[lbo-talk] credit derivatives question (was "financial exchanges proportion?")

John Gulick john_gulick at hotmail.com
Wed Feb 11 10:19:32 PST 2009


DH answers JCH:

If you're talking all kinds of tradable financial assets, the ratios would be huge. So big that it's hardly worth quantifying.

Not sure, though, how that relates to the impact the financial crisis will have on the real economy. Some of the trading is pointless and has almost no impact on the real. Some is tightly connected. It's very hard to generalize.

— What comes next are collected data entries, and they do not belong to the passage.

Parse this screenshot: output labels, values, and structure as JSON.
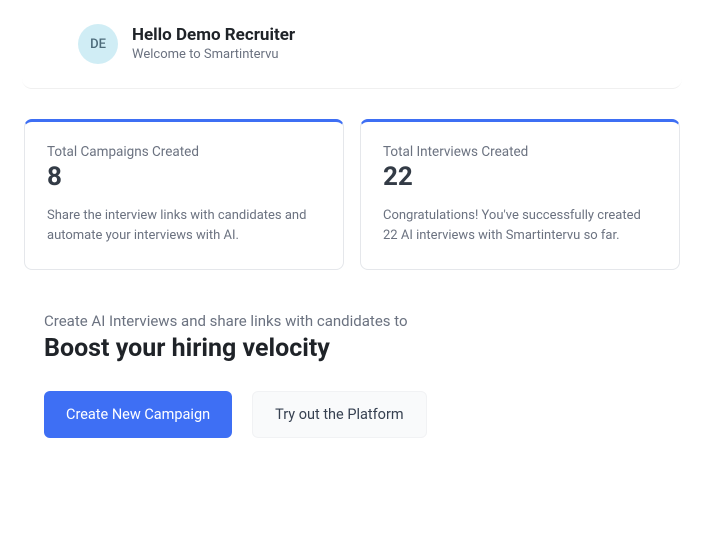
{
  "header": {
    "avatar_initials": "DE",
    "title": "Hello Demo Recruiter",
    "subtitle": "Welcome to Smartintervu"
  },
  "stats": [
    {
      "label": "Total Campaigns Created",
      "value": "8",
      "description": "Share the interview links with candidates and automate your interviews with AI."
    },
    {
      "label": "Total Interviews Created",
      "value": "22",
      "description": "Congratulations! You've successfully created 22 AI interviews with Smartintervu so far."
    }
  ],
  "cta": {
    "pretitle": "Create AI Interviews and share links with candidates to",
    "title": "Boost your hiring velocity",
    "primary_button": "Create New Campaign",
    "secondary_button": "Try out the Platform"
  }
}
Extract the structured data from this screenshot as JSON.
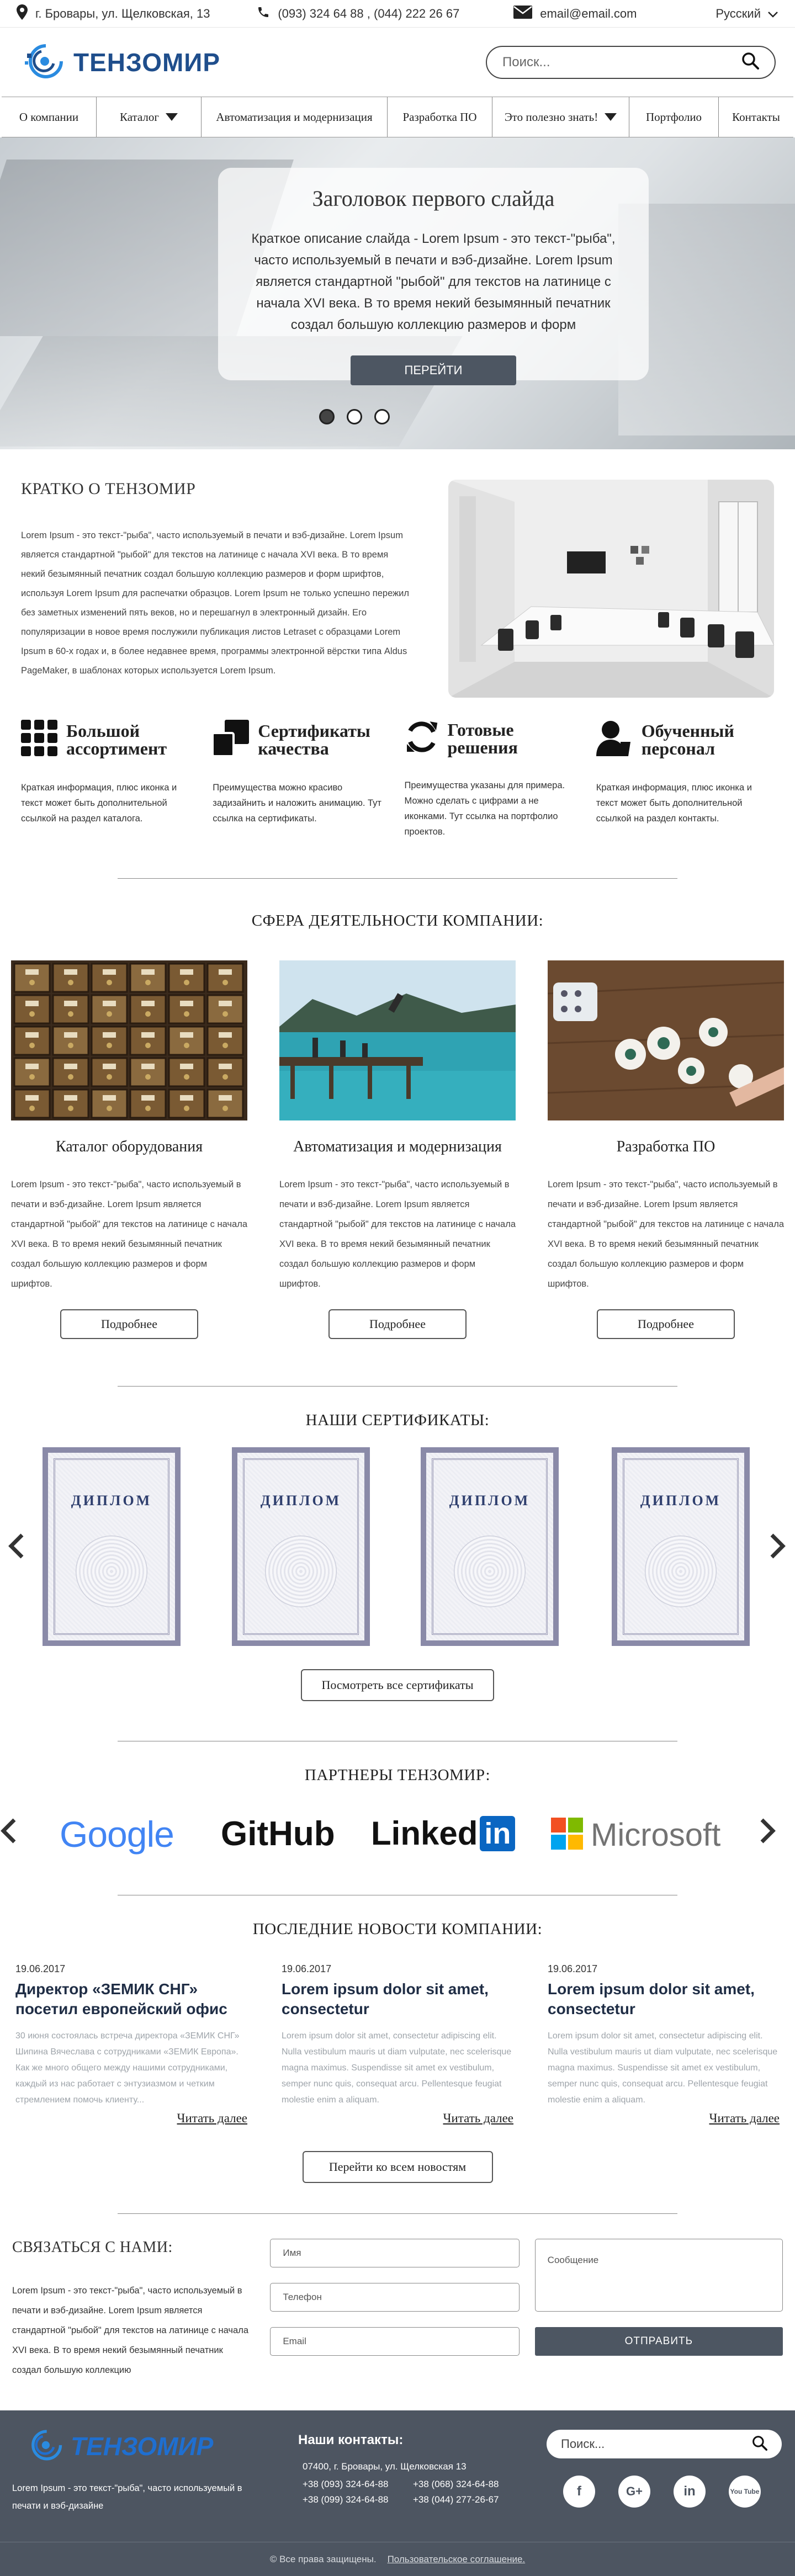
{
  "topbar": {
    "address": "г. Бровары, ул. Щелковская, 13",
    "phones": "(093) 324 64 88 , (044) 222 26 67",
    "email": "email@email.com",
    "language": "Русский"
  },
  "header": {
    "logo_text": "ТЕНЗОМИР",
    "search_placeholder": "Поиск..."
  },
  "nav": {
    "items": [
      {
        "label": "О компании"
      },
      {
        "label": "Каталог"
      },
      {
        "label": "Автоматизация и модернизация"
      },
      {
        "label": "Разработка ПО"
      },
      {
        "label": "Это полезно знать!"
      },
      {
        "label": "Портфолио"
      },
      {
        "label": "Контакты"
      }
    ]
  },
  "hero": {
    "title": "Заголовок первого слайда",
    "text": "Краткое описание слайда - Lorem Ipsum - это текст-\"рыба\", часто используемый в печати и вэб-дизайне. Lorem Ipsum является стандартной \"рыбой\" для текстов на латинице с начала XVI века. В то время некий безымянный печатник создал большую коллекцию размеров и форм",
    "button": "ПЕРЕЙТИ",
    "active_slide": 1,
    "slide_count": 3
  },
  "about": {
    "title": "КРАТКО О ТЕНЗОМИР",
    "text": "Lorem Ipsum - это текст-\"рыба\", часто используемый в печати и вэб-дизайне. Lorem Ipsum является стандартной \"рыбой\" для текстов на латинице с начала XVI века. В то время некий безымянный печатник создал большую коллекцию размеров и форм шрифтов, используя Lorem Ipsum для распечатки образцов. Lorem Ipsum не только успешно пережил без заметных изменений пять веков, но и перешагнул в электронный дизайн. Его популяризации в новое время послужили публикация листов Letraset с образцами Lorem Ipsum в 60-х годах и, в более недавнее время, программы электронной вёрстки типа Aldus PageMaker, в шаблонах которых используется Lorem Ipsum."
  },
  "features": [
    {
      "title": "Большой ассортимент",
      "text": "Краткая информация, плюс иконка и текст может быть дополнительной ссылкой на раздел каталога.",
      "icon": "grid-icon"
    },
    {
      "title": "Сертификаты качества",
      "text": "Преимущества можно красиво задизайнить и наложить анимацию. Тут ссылка на сертификаты.",
      "icon": "certificate-icon"
    },
    {
      "title": "Готовые решения",
      "text": "Преимущества указаны для примера. Можно сделать с цифрами а не иконками. Тут ссылка на портфолио проектов.",
      "icon": "refresh-icon"
    },
    {
      "title": "Обученный персонал",
      "text": "Краткая информация, плюс иконка и текст может быть дополнительной ссылкой на раздел контакты.",
      "icon": "staff-icon"
    }
  ],
  "spheres": {
    "title": "СФЕРА ДЕЯТЕЛЬНОСТИ КОМПАНИИ:",
    "items": [
      {
        "title": "Каталог оборудования",
        "text": "Lorem Ipsum - это текст-\"рыба\", часто используемый в печати и вэб-дизайне. Lorem Ipsum является стандартной \"рыбой\" для текстов на латинице с начала XVI века. В то время некий безымянный печатник создал большую коллекцию размеров и форм шрифтов.",
        "button": "Подробнее"
      },
      {
        "title": "Автоматизация и модернизация",
        "text": "Lorem Ipsum - это текст-\"рыба\", часто используемый в печати и вэб-дизайне. Lorem Ipsum является стандартной \"рыбой\" для текстов на латинице с начала XVI века. В то время некий безымянный печатник создал большую коллекцию размеров и форм шрифтов.",
        "button": "Подробнее"
      },
      {
        "title": "Разработка ПО",
        "text": "Lorem Ipsum - это текст-\"рыба\", часто используемый в печати и вэб-дизайне. Lorem Ipsum является стандартной \"рыбой\" для текстов на латинице с начала XVI века. В то время некий безымянный печатник создал большую коллекцию размеров и форм шрифтов.",
        "button": "Подробнее"
      }
    ]
  },
  "certificates": {
    "title": "НАШИ СЕРТИФИКАТЫ:",
    "items": [
      {
        "label": "ДИПЛОМ"
      },
      {
        "label": "ДИПЛОМ"
      },
      {
        "label": "ДИПЛОМ"
      },
      {
        "label": "ДИПЛОМ"
      }
    ],
    "button": "Посмотреть все сертификаты"
  },
  "partners": {
    "title": "ПАРТНЕРЫ ТЕНЗОМИР:",
    "logos": {
      "google": "Google",
      "github": "GitHub",
      "linkedin_word": "Linked",
      "linkedin_in": "in",
      "microsoft": "Microsoft"
    }
  },
  "news": {
    "title": "ПОСЛЕДНИЕ НОВОСТИ КОМПАНИИ:",
    "items": [
      {
        "date": "19.06.2017",
        "title": "Директор «ЗЕМИК СНГ» посетил европейский офис",
        "text": "30 июня состоялась встреча директора «ЗЕМИК СНГ» Шипина Вячеслава с сотрудниками «ЗЕМИК Европа». Как же много общего между нашими сотрудниками, каждый из нас работает с энтузиазмом и четким стремлением помочь клиенту...",
        "more": "Читать далее"
      },
      {
        "date": "19.06.2017",
        "title": "Lorem ipsum dolor sit amet, consectetur",
        "text": "Lorem ipsum dolor sit amet, consectetur adipiscing elit. Nulla vestibulum mauris ut diam vulputate, nec scelerisque magna maximus. Suspendisse sit amet ex vestibulum, semper nunc quis, consequat arcu. Pellentesque feugiat molestie enim a aliquam.",
        "more": "Читать далее"
      },
      {
        "date": "19.06.2017",
        "title": "Lorem ipsum dolor sit amet, consectetur",
        "text": "Lorem ipsum dolor sit amet, consectetur adipiscing elit. Nulla vestibulum mauris ut diam vulputate, nec scelerisque magna maximus. Suspendisse sit amet ex vestibulum, semper nunc quis, consequat arcu. Pellentesque feugiat molestie enim a aliquam.",
        "more": "Читать далее"
      }
    ],
    "button": "Перейти ко всем новостям"
  },
  "contact": {
    "title": "СВЯЗАТЬСЯ С НАМИ:",
    "text": "Lorem Ipsum - это текст-\"рыба\", часто используемый в печати и вэб-дизайне. Lorem Ipsum является стандартной \"рыбой\" для текстов на латинице с начала XVI века. В то время некий безымянный печатник создал большую коллекцию",
    "name_placeholder": "Имя",
    "phone_placeholder": "Телефон",
    "email_placeholder": "Email",
    "message_placeholder": "Сообщение",
    "send": "ОТПРАВИТЬ"
  },
  "footer": {
    "logo_text": "ТЕНЗОМИР",
    "tagline": "Lorem Ipsum - это текст-\"рыба\", часто используемый в печати и вэб-дизайне",
    "contacts_title": "Наши контакты:",
    "address": "07400, г. Бровары, ул. Щелковская 13",
    "phones": [
      "+38 (093) 324-64-88",
      "+38 (068) 324-64-88",
      "+38 (099) 324-64-88",
      "+38 (044) 277-26-67"
    ],
    "search_placeholder": "Поиск...",
    "socials": [
      {
        "icon": "facebook-icon",
        "label": "f"
      },
      {
        "icon": "google-plus-icon",
        "label": "G+"
      },
      {
        "icon": "linkedin-icon",
        "label": "in"
      },
      {
        "icon": "youtube-icon",
        "label": "You Tube"
      }
    ],
    "copyright": "© Все права защищены.",
    "agreement": "Пользовательское соглашение."
  },
  "colors": {
    "accent_dark": "#4d5662",
    "logo_blue": "#1f4e8c",
    "footer_bg": "#4d5561"
  }
}
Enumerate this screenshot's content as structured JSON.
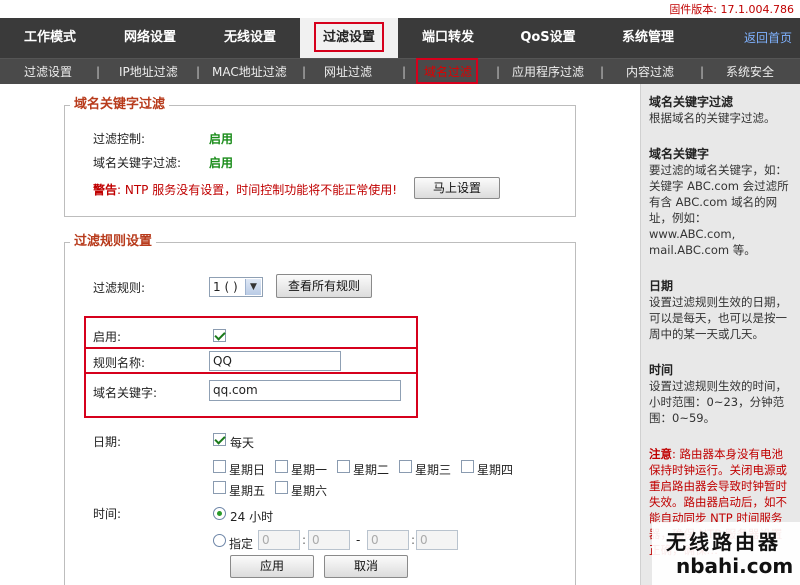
{
  "firmware": "固件版本: 17.1.004.786",
  "top_nav": [
    "工作模式",
    "网络设置",
    "无线设置",
    "过滤设置",
    "端口转发",
    "QoS设置",
    "系统管理"
  ],
  "home_link": "返回首页",
  "sub_nav": [
    "过滤设置",
    "IP地址过滤",
    "MAC地址过滤",
    "网址过滤",
    "域名过滤",
    "应用程序过滤",
    "内容过滤",
    "系统安全"
  ],
  "sub_sep": "|",
  "kw_section": {
    "title": "域名关键字过滤",
    "control_label": "过滤控制:",
    "control_value": "启用",
    "kwfilter_label": "域名关键字过滤:",
    "kwfilter_value": "启用",
    "warn_prefix": "警告",
    "warn_text": ": NTP 服务没有设置，时间控制功能将不能正常使用!",
    "setup_button": "马上设置"
  },
  "rule_section": {
    "title": "过滤规则设置",
    "rule_label": "过滤规则:",
    "rule_selected": "1 ( )",
    "view_all_button": "查看所有规则",
    "enable_label": "启用:",
    "enable_checked": true,
    "name_label": "规则名称:",
    "name_value": "QQ",
    "keyword_label": "域名关键字:",
    "keyword_value": "qq.com",
    "date_label": "日期:",
    "everyday_label": "每天",
    "everyday_checked": true,
    "days": [
      "星期日",
      "星期一",
      "星期二",
      "星期三",
      "星期四",
      "星期五",
      "星期六"
    ],
    "time_label": "时间:",
    "time_24h_label": "24 小时",
    "time_24h_selected": true,
    "time_custom_label": "指定",
    "time_start_h": "0",
    "time_start_m": "0",
    "time_end_h": "0",
    "time_end_m": "0",
    "time_dash": "-",
    "time_colon": ":",
    "apply_button": "应用",
    "cancel_button": "取消"
  },
  "help": {
    "h1": "域名关键字过滤",
    "p1": "根据域名的关键字过滤。",
    "h2": "域名关键字",
    "p2": "要过滤的域名关键字，如：关键字 ABC.com 会过滤所有含 ABC.com 域名的网址，例如：www.ABC.com, mail.ABC.com 等。",
    "h3": "日期",
    "p3": "设置过滤规则生效的日期，可以是每天，也可以是按一周中的某一天或几天。",
    "h4": "时间",
    "p4": "设置过滤规则生效的时间，小时范围：0~23，分钟范围：0~59。",
    "note_prefix": "注意",
    "note_text": ": 路由器本身没有电池保持时钟运行。关闭电源或重启路由器会导致时钟暂时失效。路由器启动后，如不能自动同步 NTP 时间服务器，确保 NTP 服务器设置正确，确保…"
  },
  "watermark": {
    "line1": "无线路由器",
    "line2": "nbahi.com"
  }
}
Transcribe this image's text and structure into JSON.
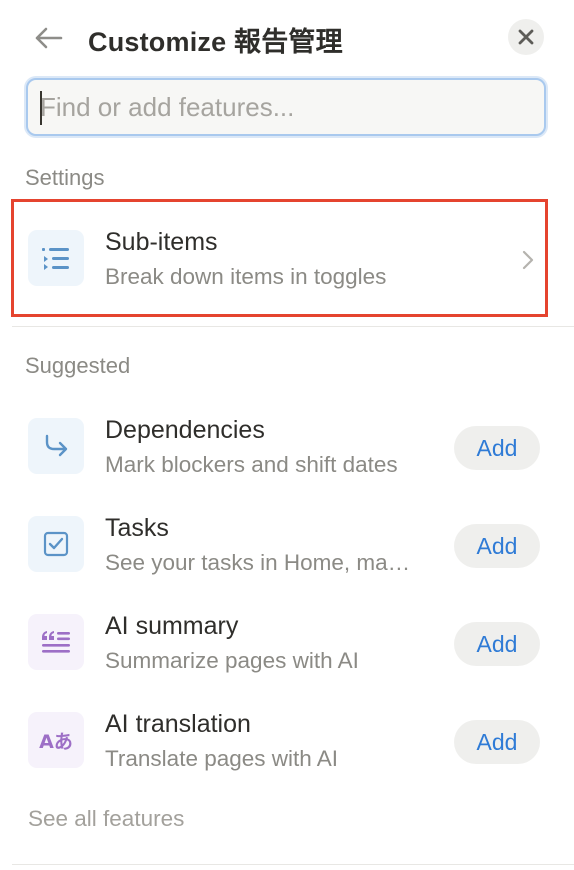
{
  "header": {
    "title": "Customize 報告管理",
    "back_icon": "arrow-left-icon",
    "close_icon": "close-icon"
  },
  "search": {
    "placeholder": "Find or add features...",
    "value": ""
  },
  "settings": {
    "label": "Settings",
    "items": [
      {
        "title": "Sub-items",
        "description": "Break down items in toggles",
        "icon": "sub-items-list-icon"
      }
    ]
  },
  "suggested": {
    "label": "Suggested",
    "add_label": "Add",
    "items": [
      {
        "title": "Dependencies",
        "description": "Mark blockers and shift dates",
        "icon": "dependency-arrow-icon"
      },
      {
        "title": "Tasks",
        "description": "See your tasks in Home, ma…",
        "icon": "checkbox-icon"
      },
      {
        "title": "AI summary",
        "description": "Summarize pages with AI",
        "icon": "ai-summary-quote-icon"
      },
      {
        "title": "AI translation",
        "description": "Translate pages with AI",
        "icon": "ai-translation-icon",
        "icon_text": "Aあ"
      }
    ]
  },
  "footer": {
    "see_all_label": "See all features"
  },
  "colors": {
    "accent_blue": "#2f7bd6",
    "highlight_red": "#e5442f",
    "ai_purple": "#9d6fc6"
  }
}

What does have a real impact is "deleveraging." I.e., no more new credit-financed spending, and money diverted out of the production/ consumption circuit to pay down old loans.

JG:

On a related tack, it's become well-known that there are hundreds of trillions of dollars of credit derivatives out there, many times the annual value of global economic output. I have some inkling of what this means but I'm not entirely sure. Does this figure refer to the gross value of transactions in credit derivatives (or the value of transactions in still outstanding credit derivatives, i.e. insurance policies that have yet to be paid out?). That is, the figure is hugely inflated by the fact that paper changes hands many times before it finds a resting place. Or, and I think this is more or less the correct answer, does it refer to the gross value of insurance policies against defaults of various sorts, much of which is leverage stacked upon leverage stacked upon leverage?

(Of course, both of these answers or any answer for that matter beg the question of how to price instruments that are sold OTC and not traded openly, and deflate when it looks like the insurer can't make good on the claim).